Many lenders are offering payment forbearance plans. And therefore the average household was in better shape heading into the pandemic than before the good Recession — factors that make Nothaft optimistic that foreclosures won’t soar.

“Widespread foreclosures across America will likely be averted,” he said

Mortgage firms aren’t taking any chances. They’re raising required credit scores and ramping up requirements to urge a mortgage.

Major U.S. banks are setting aside billions of dollars for what they fear is going to be a flood of loan defaults.

Housing analysts worry that stricter lending standards will slow home sales and make it harder for the residential market to recover when the economy turns back on.

Young buyers with less credit history are going to be particularly hard hit.

 “It may be a concern because the momentum we had within the housing market was coming, in part, from younger prospective homebuyers, like millennials,” said Robert Dietz, chief economist for the National Association of Home Builders. 

“The tightening of the credit box is probably going to stop a number of these potential buyers from the market.

“This not only holds homeownership attainment back, but it’s ripple effects,” he said. “For most of such buyers, they need to be ready to sell their existing range to shop for new construction. 
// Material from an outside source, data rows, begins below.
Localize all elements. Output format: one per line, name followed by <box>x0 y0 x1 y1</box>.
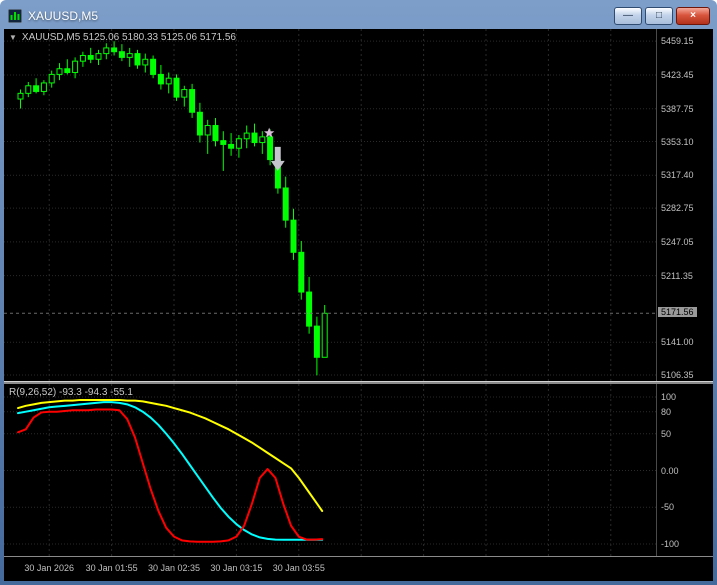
candle-bull <box>48 73 55 84</box>
candle-bull <box>259 136 266 144</box>
titlebar[interactable]: XAUUSD,M5 — □ × <box>4 3 713 29</box>
candle-bear <box>220 140 227 145</box>
indicator-scale[interactable]: 100 80 50 0.00 -50 -100 <box>656 384 713 556</box>
price-tick-label: 5282.75 <box>661 203 694 214</box>
close-icon: × <box>690 10 696 21</box>
ohlc-readout: ▼ XAUUSD,M5 5125.06 5180.33 5125.06 5171… <box>9 32 236 43</box>
candle-bear <box>134 53 141 66</box>
indicator-line-red <box>17 408 324 543</box>
candle-bull <box>103 47 110 55</box>
candle-bear <box>290 219 297 253</box>
price-chart[interactable] <box>4 29 656 381</box>
candle-bull <box>181 89 188 98</box>
chart-client-area: ▼ XAUUSD,M5 5125.06 5180.33 5125.06 5171… <box>4 29 713 581</box>
price-tick-label: 5423.45 <box>661 69 694 80</box>
price-tick-label: 5317.40 <box>661 170 694 181</box>
window-controls: — □ × <box>614 7 710 25</box>
candle-bear <box>64 68 71 74</box>
candle-bear <box>157 73 164 85</box>
time-tick-label: 30 Jan 03:55 <box>272 563 325 573</box>
candle-bear <box>111 47 118 53</box>
time-axis[interactable]: 30 Jan 2026 30 Jan 01:55 30 Jan 02:35 30 Ja… <box>4 556 713 581</box>
time-tick-label: 30 Jan 01:55 <box>85 563 138 573</box>
candle-bull <box>40 82 47 92</box>
candle-bear <box>189 89 196 113</box>
chart-window: XAUUSD,M5 — □ × ▼ XAUUSD,M5 5125.06 5180… <box>0 0 717 585</box>
candle-bear <box>173 77 180 98</box>
indicator-tick-label: 50 <box>661 428 672 439</box>
current-price-label: 5171.56 <box>658 307 697 318</box>
price-scale[interactable]: 5459.15 5423.45 5387.75 5353.10 5317.40 5282.… <box>656 29 713 381</box>
ohlc-text: XAUUSD,M5 5125.06 5180.33 5125.06 5171.5… <box>21 32 236 43</box>
price-tick-label: 5353.10 <box>661 136 694 147</box>
candle-bear <box>298 251 305 293</box>
minimize-button[interactable]: — <box>614 7 642 25</box>
candle-bear <box>313 325 320 358</box>
candle-bull <box>126 53 133 58</box>
candle-bull <box>235 138 242 149</box>
indicator-pane[interactable]: R(9,26,52) -93.3 -94.3 -55.1 <box>4 384 656 556</box>
indicator-readout: R(9,26,52) -93.3 -94.3 -55.1 <box>9 387 133 398</box>
price-tick-label: 5141.00 <box>661 337 694 348</box>
candle-bear <box>118 51 125 58</box>
candle-bear <box>150 58 157 75</box>
indicator-line-yellow <box>17 398 324 512</box>
close-button[interactable]: × <box>676 7 710 25</box>
price-tick-label: 5247.05 <box>661 236 694 247</box>
indicator-tick-label: 80 <box>661 406 672 417</box>
candle-bear <box>33 85 40 92</box>
candle-bull <box>243 132 250 140</box>
price-pane[interactable]: ▼ XAUUSD,M5 5125.06 5180.33 5125.06 5171… <box>4 29 656 381</box>
time-tick-label: 30 Jan 02:35 <box>147 563 201 573</box>
candle-bull <box>72 60 79 74</box>
candle-bull <box>95 53 102 60</box>
star-marker-icon[interactable] <box>263 127 275 138</box>
candle-bull <box>25 85 32 94</box>
candle-bull <box>142 58 149 66</box>
indicator-tick-label: -100 <box>661 539 680 549</box>
window-title: XAUUSD,M5 <box>28 9 99 23</box>
candle-bear <box>228 143 235 149</box>
price-tick-label: 5211.35 <box>661 270 693 281</box>
candle-bull <box>165 77 172 85</box>
candle-bull <box>204 125 211 136</box>
indicator-line-cyan <box>17 401 324 541</box>
candle-bear <box>196 111 203 136</box>
candle-bear <box>282 187 289 221</box>
symbol-dropdown-icon[interactable]: ▼ <box>9 33 17 42</box>
indicator-tick-label: 100 <box>661 392 677 402</box>
indicator-tick-label: -50 <box>661 502 675 513</box>
chart-window-icon <box>7 8 23 24</box>
candle-bear <box>267 136 274 161</box>
candle-bear <box>306 291 313 327</box>
candle-bull <box>79 54 86 62</box>
maximize-button[interactable]: □ <box>645 7 673 25</box>
minimize-icon: — <box>623 10 633 21</box>
candle-bull <box>321 312 328 358</box>
candle-bull <box>17 92 24 100</box>
candle-bull <box>56 68 63 75</box>
candle-bear <box>87 54 94 60</box>
price-tick-label: 5106.35 <box>661 369 694 380</box>
indicator-tick-label: 0.00 <box>661 465 679 476</box>
indicator-label: R(9,26,52) -93.3 -94.3 -55.1 <box>9 387 133 398</box>
indicator-chart[interactable] <box>4 384 656 556</box>
maximize-icon: □ <box>655 10 663 21</box>
price-tick-label: 5387.75 <box>661 103 694 114</box>
price-tick-label: 5459.15 <box>661 36 694 47</box>
time-tick-label: 30 Jan 03:15 <box>210 563 263 573</box>
time-tick-label: 30 Jan 2026 <box>24 563 74 573</box>
candle-bear <box>251 132 258 144</box>
candle-bear <box>212 125 219 142</box>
So a tightening of lending standards can displace sales above on the housing ladder.”

Lenders are raising the credit bar for construction financing, too.

“We are seeing evidence of tightening of lending standards for builders also — that’s, loans for acquiring land and construction purposes,” 
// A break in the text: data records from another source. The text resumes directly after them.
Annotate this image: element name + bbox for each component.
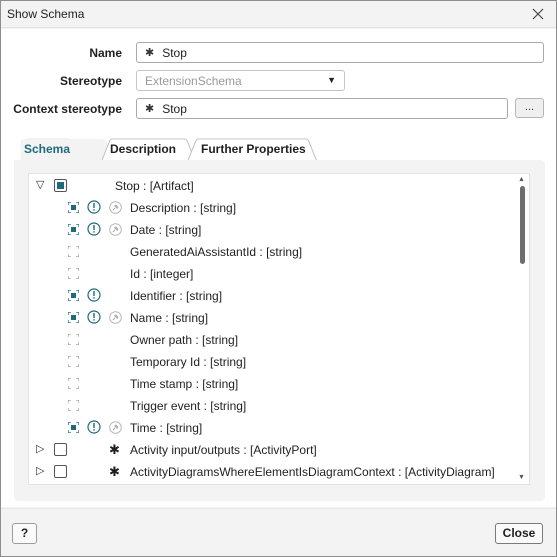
- tree-row-label: Temporary Id : [string]: [130, 355, 247, 369]
- attribute-selected-icon[interactable]: [67, 421, 80, 436]
- tree-row-label: Name : [string]: [130, 311, 209, 325]
- tree-row[interactable]: ▽ Stop : [Artifact]: [29, 175, 519, 197]
- tree-row[interactable]: Description : [string]: [29, 197, 519, 219]
- window-title: Show Schema: [7, 7, 85, 21]
- attribute-selected-icon[interactable]: [67, 223, 80, 238]
- attribute-unselected-icon[interactable]: [67, 377, 80, 392]
- tree-row[interactable]: Owner path : [string]: [29, 329, 519, 351]
- close-icon: [532, 8, 544, 20]
- name-value: Stop: [162, 45, 187, 60]
- name-field[interactable]: ✱ Stop: [136, 42, 544, 63]
- tab-further-properties[interactable]: Further Properties: [201, 138, 306, 160]
- attribute-selected-icon[interactable]: [67, 201, 80, 216]
- tree-row-label: Id : [integer]: [130, 267, 194, 281]
- dialog-content: Name ✱ Stop Stereotype ExtensionSchema ▼…: [1, 29, 556, 507]
- pin-icon[interactable]: [109, 421, 122, 437]
- attribute-selected-icon[interactable]: [67, 311, 80, 326]
- show-schema-dialog: Show Schema Name ✱ Stop Stereotype Exten…: [0, 0, 557, 557]
- relation-asterisk-icon: ✱: [109, 442, 120, 457]
- tree-checkbox[interactable]: [54, 465, 67, 478]
- schema-tab-panel: ▽ Stop : [Artifact] Description : [string]…: [14, 160, 545, 501]
- pin-icon[interactable]: [109, 311, 122, 327]
- stereotype-value: ExtensionSchema: [145, 73, 242, 88]
- vertical-scrollbar[interactable]: ▲ ▼: [515, 174, 529, 484]
- tree-row[interactable]: Identifier : [string]: [29, 285, 519, 307]
- help-button[interactable]: ?: [12, 523, 37, 544]
- expand-down-icon[interactable]: ▽: [36, 178, 44, 191]
- pin-icon[interactable]: [109, 223, 122, 239]
- required-icon: [87, 310, 101, 327]
- attribute-unselected-icon[interactable]: [67, 267, 80, 282]
- tree-row-label: Time : [string]: [130, 421, 203, 435]
- attribute-unselected-icon[interactable]: [67, 333, 80, 348]
- tree-row[interactable]: Temporary Id : [string]: [29, 351, 519, 373]
- attribute-unselected-icon[interactable]: [67, 355, 80, 370]
- tree-row[interactable]: ▷ ✱ ActivityDiagramsWhereElementIsDiagramC…: [29, 461, 519, 483]
- tree-row-label: Activity input/outputs : [ActivityPort]: [130, 443, 317, 457]
- asterisk-icon: ✱: [145, 47, 155, 59]
- tree-row-label: Stop : [Artifact]: [115, 179, 194, 193]
- expand-right-icon[interactable]: ▷: [36, 464, 44, 477]
- title-bar: Show Schema: [1, 1, 556, 28]
- browse-button[interactable]: ...: [515, 98, 544, 118]
- tree-row-label: Trigger event : [string]: [130, 399, 247, 413]
- tree-row[interactable]: Trigger event : [string]: [29, 395, 519, 417]
- tab-description[interactable]: Description: [110, 138, 176, 160]
- tree-row[interactable]: Time : [string]: [29, 417, 519, 439]
- stereotype-dropdown[interactable]: ExtensionSchema ▼: [136, 70, 345, 91]
- schema-tree[interactable]: ▽ Stop : [Artifact] Description : [string]…: [28, 173, 530, 485]
- attribute-unselected-icon[interactable]: [67, 399, 80, 414]
- indeterminate-mark: [57, 182, 64, 189]
- required-icon: [87, 222, 101, 239]
- required-icon: [87, 200, 101, 217]
- scroll-up-icon[interactable]: ▲: [518, 176, 525, 183]
- relation-asterisk-icon: ✱: [109, 464, 120, 479]
- attribute-unselected-icon[interactable]: [67, 245, 80, 260]
- context-stereotype-label: Context stereotype: [13, 102, 122, 116]
- pin-icon[interactable]: [109, 201, 122, 217]
- required-icon: [87, 288, 101, 305]
- tree-row-label: ActivityDiagramsWhereElementIsDiagramCon…: [130, 465, 495, 479]
- name-label: Name: [89, 46, 122, 60]
- tree-row-label: Identifier : [string]: [130, 289, 223, 303]
- expand-right-icon[interactable]: ▷: [36, 442, 44, 455]
- stereotype-label: Stereotype: [59, 74, 122, 88]
- dialog-footer: ? Close: [1, 508, 556, 556]
- tree-checkbox[interactable]: [54, 443, 67, 456]
- tree-checkbox[interactable]: [54, 179, 67, 192]
- tree-row[interactable]: ▷ ✱ Activity input/outputs : [ActivityPort…: [29, 439, 519, 461]
- tree-row-label: Description : [string]: [130, 201, 237, 215]
- scrollbar-thumb[interactable]: [520, 186, 525, 264]
- tree-row[interactable]: Id : [integer]: [29, 263, 519, 285]
- required-icon: [87, 420, 101, 437]
- attribute-selected-icon[interactable]: [67, 289, 80, 304]
- tab-schema[interactable]: Schema: [24, 138, 71, 160]
- asterisk-icon: ✱: [145, 103, 155, 115]
- tree-row[interactable]: Time stamp : [string]: [29, 373, 519, 395]
- tree-row-label: Owner path : [string]: [130, 333, 239, 347]
- context-stereotype-value: Stop: [162, 101, 187, 116]
- tree-row-label: Time stamp : [string]: [130, 377, 239, 391]
- tree-row[interactable]: Name : [string]: [29, 307, 519, 329]
- close-button[interactable]: Close: [495, 523, 543, 544]
- scroll-down-icon[interactable]: ▼: [518, 474, 525, 481]
- tree-row-label: Date : [string]: [130, 223, 202, 237]
- tree-row-label: GeneratedAiAssistantId : [string]: [130, 245, 303, 259]
- dropdown-arrow-icon: ▼: [327, 75, 336, 85]
- tree-row[interactable]: Date : [string]: [29, 219, 519, 241]
- tree-row[interactable]: GeneratedAiAssistantId : [string]: [29, 241, 519, 263]
- context-stereotype-field[interactable]: ✱ Stop: [136, 98, 508, 119]
- window-close-button[interactable]: [526, 4, 550, 24]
Dietz said. “Builders cannot develop land or build homes without financing, so there’s a supply-side effect also .”

George Ratiu, the senior economist with Realtor.com, agrees that young homebuyers can pay the most important price for the tougher financing standards.

“About 5 million millennials are turning 30 this year, a major age for homebuying,” Ratiu said. 

“With younger buyers saddled with student debt and rising unemployment, tightening standards will likely disqualify many of them from a mortgage, making buying a home away harder proposition.”

He understands why mortgage companies are raising credit standards, with expectations of a recession or maybe an economic depression.

The credit restrictions are coming at a time when the interest rates on home loans are at their lowest level in generations.

“As the outlook for the economy and housing markets darken, lenders are understandably taking steps to preserve liquidity and strengthen portfolios,” Ratiu said.

With the worsening economic environment and sharp declines in home purchases, Zillow economist Skylar Olsen said the mortgage companies are struggling.

“The higher mortgage requirements are another implication of the sheer volume of requests for forbearance and refinance against the problem of assessing creditworthiness in an economic environment of rapid job loss,” Olsen said. 

“I am still confident that the solid housing fundamentals just before this crisis and therefore, the record-setting government support packages will make a difference keep distressed homes out of the market to prop home equity.

“But to the extent that higher credit standards are how of claiming the pipeline is overwhelmed, timing goes to be everything for the more marginal buyers, who need the forbearance, refinance or aid checks yesterday.”

Lawrence Yun, the chief economist with the National Association of Realtors, worries that increased lending hurdles will twiddle my thumbs to the housing market.

“Higher deposit and better credit score requirements will deter home sales bounce when the economy reopens,” Yun said. “The credit standards in situ before the pandemic led to historically low foreclosure rates.”